Amendment No. 20, as I have said, is similar but sets the median income as one of those criteria.

Amendment No. 21 is associated with amendment No. 24. Amendment No. 21 is important. It relates to the discussion that the Minister of State has been hearing about the level of knowledge and local knowledge that exists in local authorities, housing authorities and their elected members. Those people have knowledge of their areas and communities and how they are being sustained or not being sustained. It simply says that notwithstanding any national regulations which may be set out, referring to the regulations I have asked the Minister of State to bring before us, a housing authority might specify additional criteria for the determination of affordability before entering into a specific agreement. That again ties it back to amendment No. 24 which requires that a dwelling be affordable to specific and eligible applicants who are nominated.
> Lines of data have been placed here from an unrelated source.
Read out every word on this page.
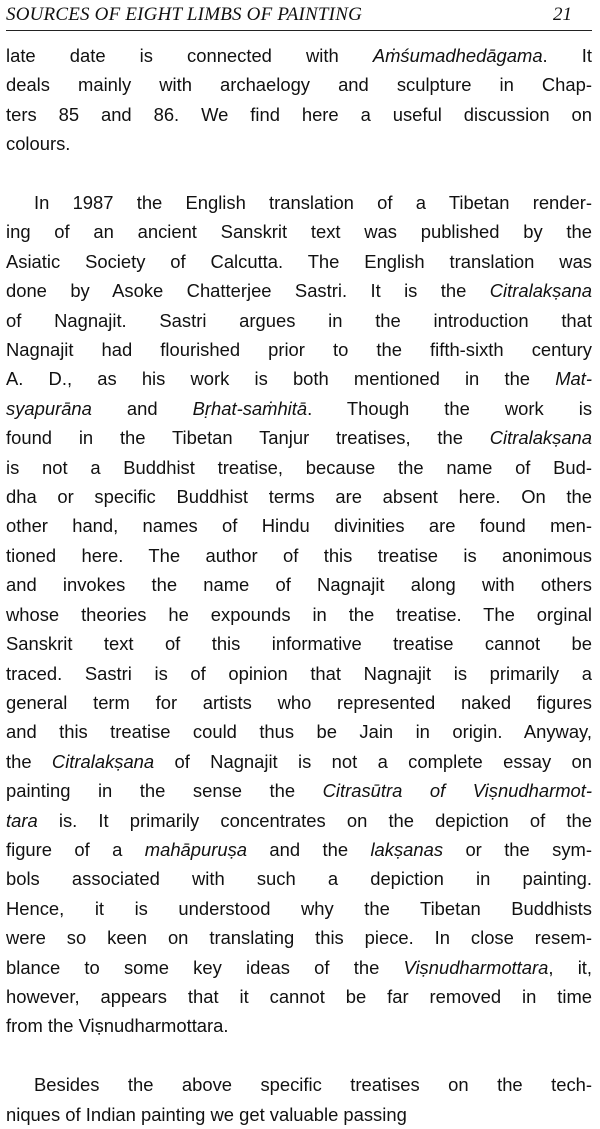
SOURCES OF EIGHT LIMBS OF PAINTING	21

late date is connected with Aṁśumadhedāgama. It
deals mainly with archaelogy and sculpture in Chap-
ters 85 and 86. We find here a useful discussion on
colours.

In 1987 the English translation of a Tibetan render-
ing of an ancient Sanskrit text was published by the
Asiatic Society of Calcutta. The English translation was
done by Asoke Chatterjee Sastri. It is the Citralakṣana
of Nagnajit. Sastri argues in the introduction that
Nagnajit had flourished prior to the fifth-sixth century
A. D., as his work is both mentioned in the Mat-
syapurāna and Bṛhat-saṁhitā. Though the work is
found in the Tibetan Tanjur treatises, the Citralakṣana
is not a Buddhist treatise, because the name of Bud-
dha or specific Buddhist terms are absent here. On the
other hand, names of Hindu divinities are found men-
tioned here. The author of this treatise is anonimous
and invokes the name of Nagnajit along with others
whose theories he expounds in the treatise. The orginal
Sanskrit text of this informative treatise cannot be
traced. Sastri is of opinion that Nagnajit is primarily a
general term for artists who represented naked figures
and this treatise could thus be Jain in origin. Anyway,
the Citralakṣana of Nagnajit is not a complete essay on
painting in the sense the Citrasūtra of Viṣnudharmot-
tara is. It primarily concentrates on the depiction of the
figure of a mahāpuruṣa and the lakṣanas or the sym-
bols associated with such a depiction in painting.
Hence, it is understood why the Tibetan Buddhists
were so keen on translating this piece. In close resem-
blance to some key ideas of the Viṣnudharmottara, it,
however, appears that it cannot be far removed in time
from the Viṣnudharmottara.

Besides the above specific treatises on the tech-
niques of Indian painting we get valuable passing
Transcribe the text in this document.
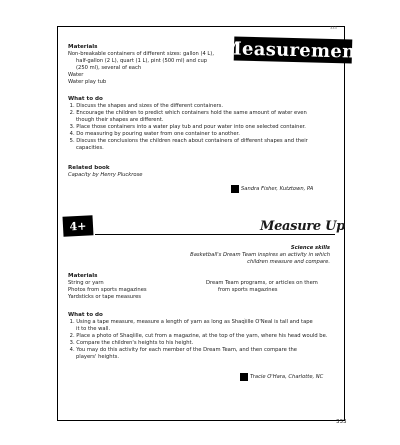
333
Measurement
Materials
Non-breakable containers of different sizes: gallon (4 L),
half-gallon (2 L), quart (1 L), pint (500 ml) and cup
(250 ml), several of each
Water
Water play tub
What to do
1. Discuss the shapes and sizes of the different containers.
2. Encourage the children to predict which containers hold the same amount of water even
though their shapes are different.
3. Place those containers into a water play tub and pour water into one selected container.
4. Do measuring by pouring water from one container to another.
5. Discuss the conclusions the children reach about containers of different shapes and their
capacities.
Related book
Capacity by Henry Pluckrose
Sandra Fisher, Kutztown, PA
4+	Measure Up
Science skills
Basketball's Dream Team inspires an activity in which
children measure and compare.
Materials
String or yarn
Photos from sports magazines
Yardsticks or tape measures
Dream Team programs, or articles on them
from sports magazines
What to do
1. Using a tape measure, measure a length of yarn as long as Shaqìille O'Neal is tall and tape
it to the wall.
2. Place a photo of Shaqìille, cut from a magazine, at the top of the yarn, where his head would be.
3. Compare the children's heights to his height.
4. You may do this activity for each member of the Dream Team, and then compare the
players' heights.
Tracie O'Hara, Charlotte, NC
333
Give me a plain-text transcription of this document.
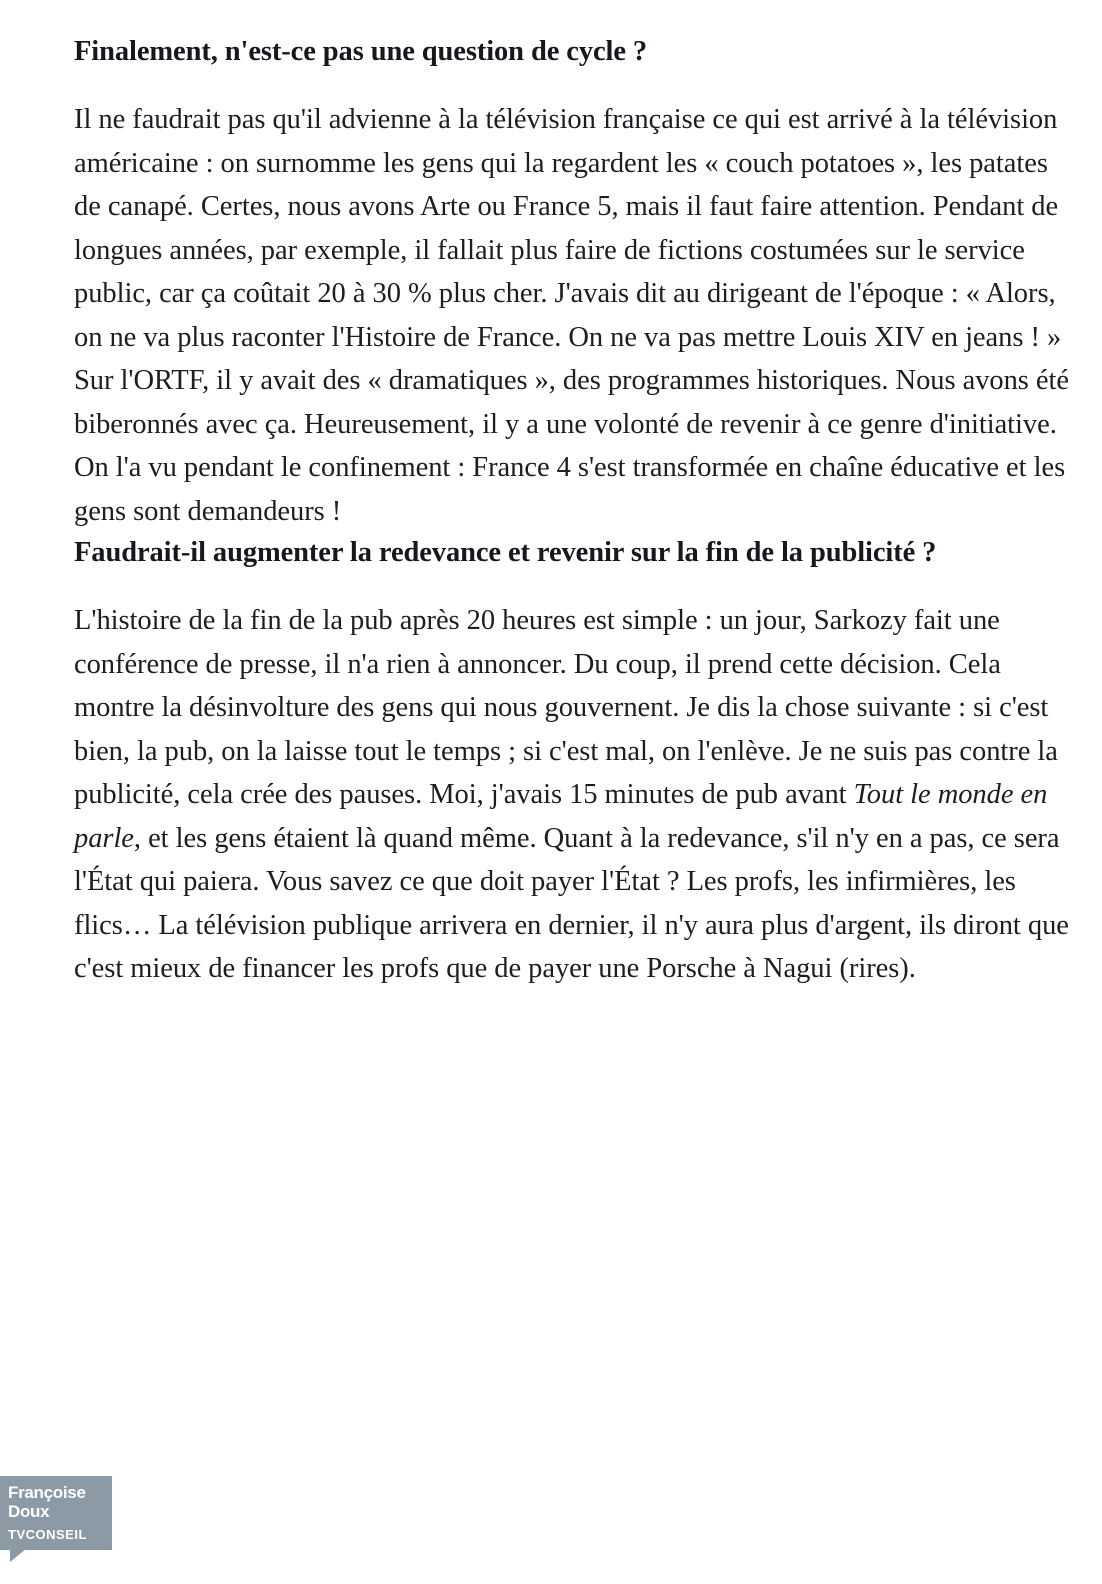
Finalement, n'est-ce pas une question de cycle ?

Il ne faudrait pas qu'il advienne à la télévision française ce qui est arrivé à la télévision américaine : on surnomme les gens qui la regardent les « couch potatoes », les patates de canapé. Certes, nous avons Arte ou France 5, mais il faut faire attention. Pendant de longues années, par exemple, il fallait plus faire de fictions costumées sur le service public, car ça coûtait 20 à 30 % plus cher. J'avais dit au dirigeant de l'époque : « Alors, on ne va plus raconter l'Histoire de France. On ne va pas mettre Louis XIV en jeans ! » Sur l'ORTF, il y avait des « dramatiques », des programmes historiques. Nous avons été biberonnés avec ça. Heureusement, il y a une volonté de revenir à ce genre d'initiative. On l'a vu pendant le confinement : France 4 s'est transformée en chaîne éducative et les gens sont demandeurs !

Faudrait-il augmenter la redevance et revenir sur la fin de la publicité ?

L'histoire de la fin de la pub après 20 heures est simple : un jour, Sarkozy fait une conférence de presse, il n'a rien à annoncer. Du coup, il prend cette décision. Cela montre la désinvolture des gens qui nous gouvernent. Je dis la chose suivante : si c'est bien, la pub, on la laisse tout le temps ; si c'est mal, on l'enlève. Je ne suis pas contre la publicité, cela crée des pauses. Moi, j'avais 15 minutes de pub avant Tout le monde en parle, et les gens étaient là quand même. Quant à la redevance, s'il n'y en a pas, ce sera l'État qui paiera. Vous savez ce que doit payer l'État ? Les profs, les infirmières, les flics… La télévision publique arrivera en dernier, il n'y aura plus d'argent, ils diront que c'est mieux de financer les profs que de payer une Porsche à Nagui (rires).

Françoise Doux
TVCONSEIL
The Bill should not legislate for affordable housing in a general sense relating to the market, meaning simply that somebody could afford a house at a certain price. It should cater for the kinds of people who local authorities know are in their communities, people who want to buy houses, need access to affordable housing and want to remain, in many cases, part of the communities their families have been a part of for decades, or who want to be near their workplaces, or who represent large cohorts of a population within an area. There might be a local factory employing 200 local workers. There might be a hospital and the Government might want to ensure all of the nurses who work there can access housing in the area. Those are all realities. This is where I would suggest that housing authorities should be able to add criteria to any particular Part 5 agreements they make.

We do not want "affordable" defined grandly as a percentage below market value. We want housing to be affordable for a specific cohort of our constituency. This amendment would enable local authorities to add criteria before they enter a public private partnership, public initiative or local authority direct build which, as the Minister of State has probably heard, is my preferred option in many cases. I hope the Minister might consider these amendments. I believe they are constructive. They address one of the core gaps in the Bill, which is around the definition of affordability and people being able to see that this is going to work in the places they live.

I have spoken to amendment No. 25 already, and I believe I have covered the full set. This is about the criteria of affordability set out by the Minister or the relevant housing authority. I am seeing two layers. To be specific, I am not suggesting the housing authorities regulation of criteria would replace the Minister's criteria, but these might be additional criteria. If, for example, there was to be an affordable housing development, 20% of it could relate to a particular income quintile. That would be an example of a criteria for a local authority. If, for example, a huge cohort of people are working in an area, the 500 people working in that particular factory would be able to afford the housing in that area. This is an example of some criteria a local authority may add on top of the baseline criteria the Minister might set.